Extorsión policial: las Bonaerenses

martes 10 de diciembre de 2013, 15:17h
Un repaso por la historia reciente de la Policía de la provincia de Buenos Aires deja algunos interrogantes sobre la supuesta "justicia" del reclamo corporativo que motivó los acuartelamientos en La Plata, Bahía Blanca y Mar del Plata.
 
Darío Santillán y Maximiliano Kosteki no tuvieron la oportunidad de convocar a los canales de televisión para que transmitieran en vivo sus reclamos salariales y "una mejora en las condiciones de trabajo". No sólo porque el país en el que protestaban era uno en el que nadie pedía por un aumento de salarios, sino también porque aquella mañana de junio de 2002, los móviles de TV fueron hasta la bajada del Puente Pueyrredón en Avellaneda para trasmitir en vivo lo que ya sabían que iba a pasar.
 
Alertados la noche anterior en riguroso off the record  por el entonces secretario de Seguridad, Juan José Álvarez, que al día siguiente los piqueteros irían todos presos "como mínimo" (sic), los medios fueron al Puente a televisar en vivo las dos nuevas muertes que iba a causar la crisis.
 
Cumpliendo al pie de la letra las órdenes dadas por el gobierno del Presidente Eduardo Duhalde, la Policía Bonaerense reprimió con balas de plomo la protesta del Movimiento de Trabajadores Desocupados, matando a dos jóvenes militantes e hiriendo con armas de fuego a por lo menos una docena de personas más.
 
El 26 de junio de 2002, el sueldo básico promedio de los efectivos de la Policía Bonaerense era de 410 pesos a cobrar casi íntegramente en Patacones, una de las tantas cuasi monedas que los gobiernos provinciales habían comenzado a emitir desde fines del año anterior.
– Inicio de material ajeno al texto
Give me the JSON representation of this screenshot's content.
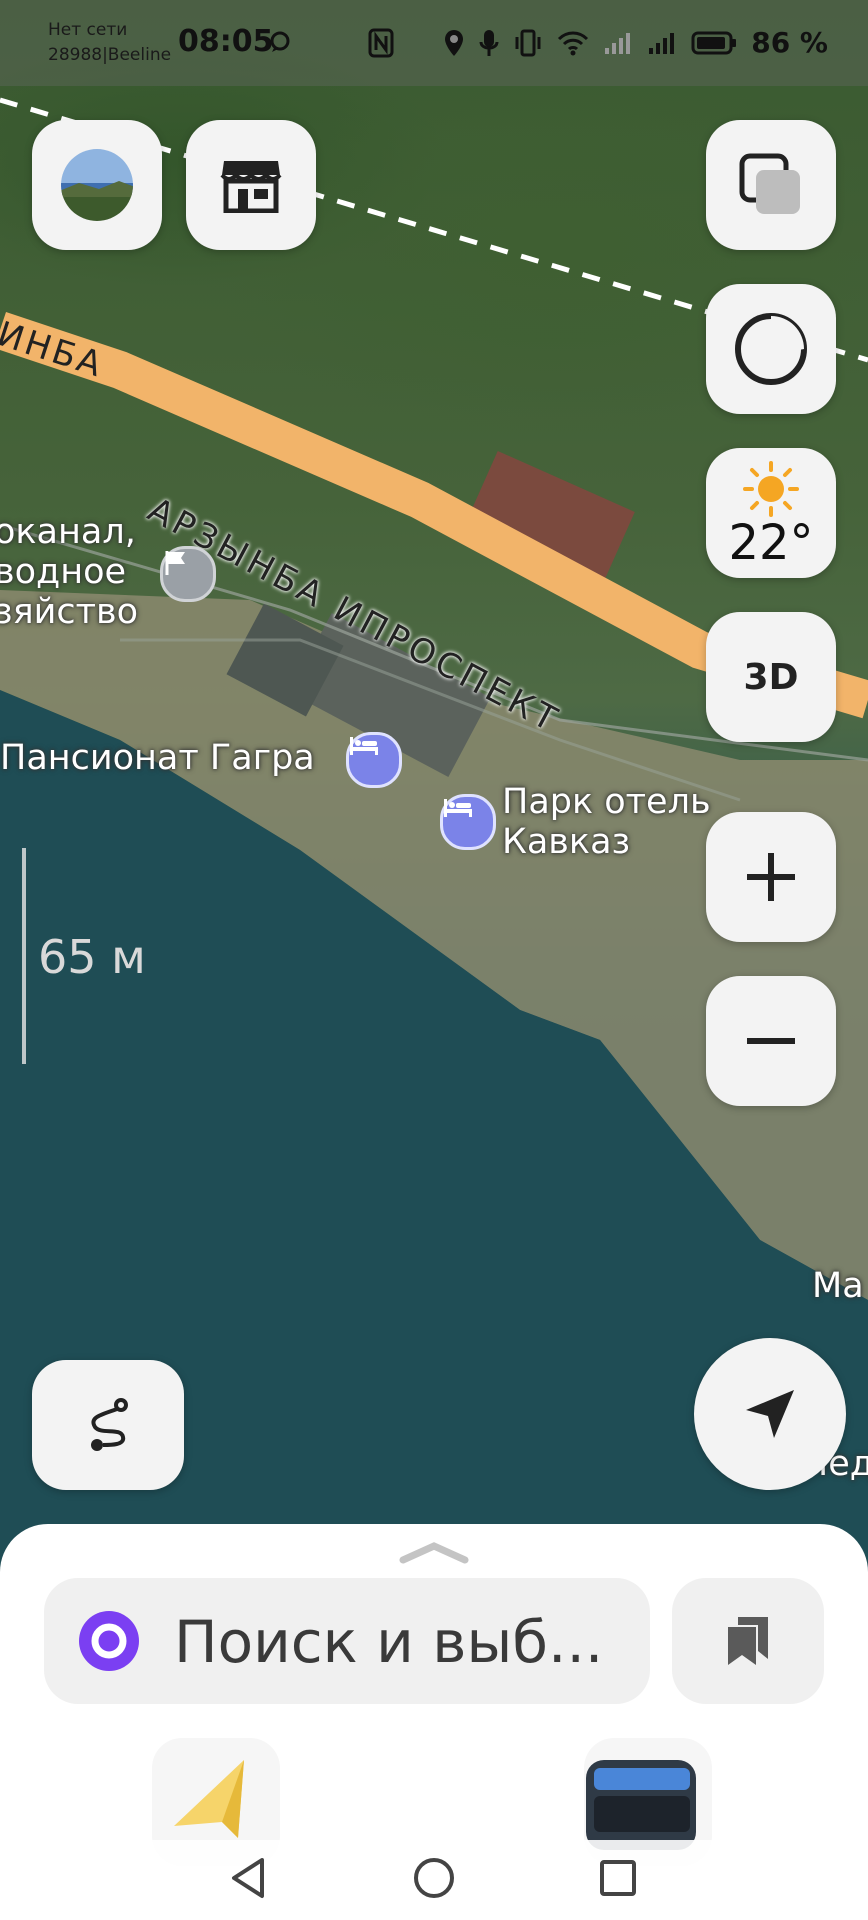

A pesar de estas penurias, y de otras más, no hubo, durante 2002, ningún acuartelamiento policial, ni en la provincia de Buenos Aires ni en ninguna otra. Tampoco en los años que siguieron.
 
Lo que sí hubieron, desde mediados de 2001 y durante todo 2002, fueron represiones policiales a quienes protestaban porque, o bien se quedaban sin trabajo, o porque directamente no tenían para comer. En todas las provincias. O en casi todas, para ser más justos.
 
Claudio "Pocho" Lepratti tampoco pudo convocar a una conferencia de prensa para denunciar el marasmo social en el que se encontraba Rosario. mientras trabajaba en el comedor de la escuela 756 del Barrio Ludueña. Lo mataron los mismos policías santafesinos a los que, desde el techo de su escuela, les pedía clemencia: "¡Hijos de puta, no tiren que hay pibes comiendo!", fue lo último que se le escuchó gritar a Pocho, lejos de los micrófonos y las cámaras de televisión.
 
Más de una década transcurrida luego de aquel infierno: ¿Cuál es el nivel en la escala de la desvergüenza que impulsa a un uniformado a pedir "el apoyo de la gente" para que la población acompañe una extorsión disfrazada de reclamo salarial?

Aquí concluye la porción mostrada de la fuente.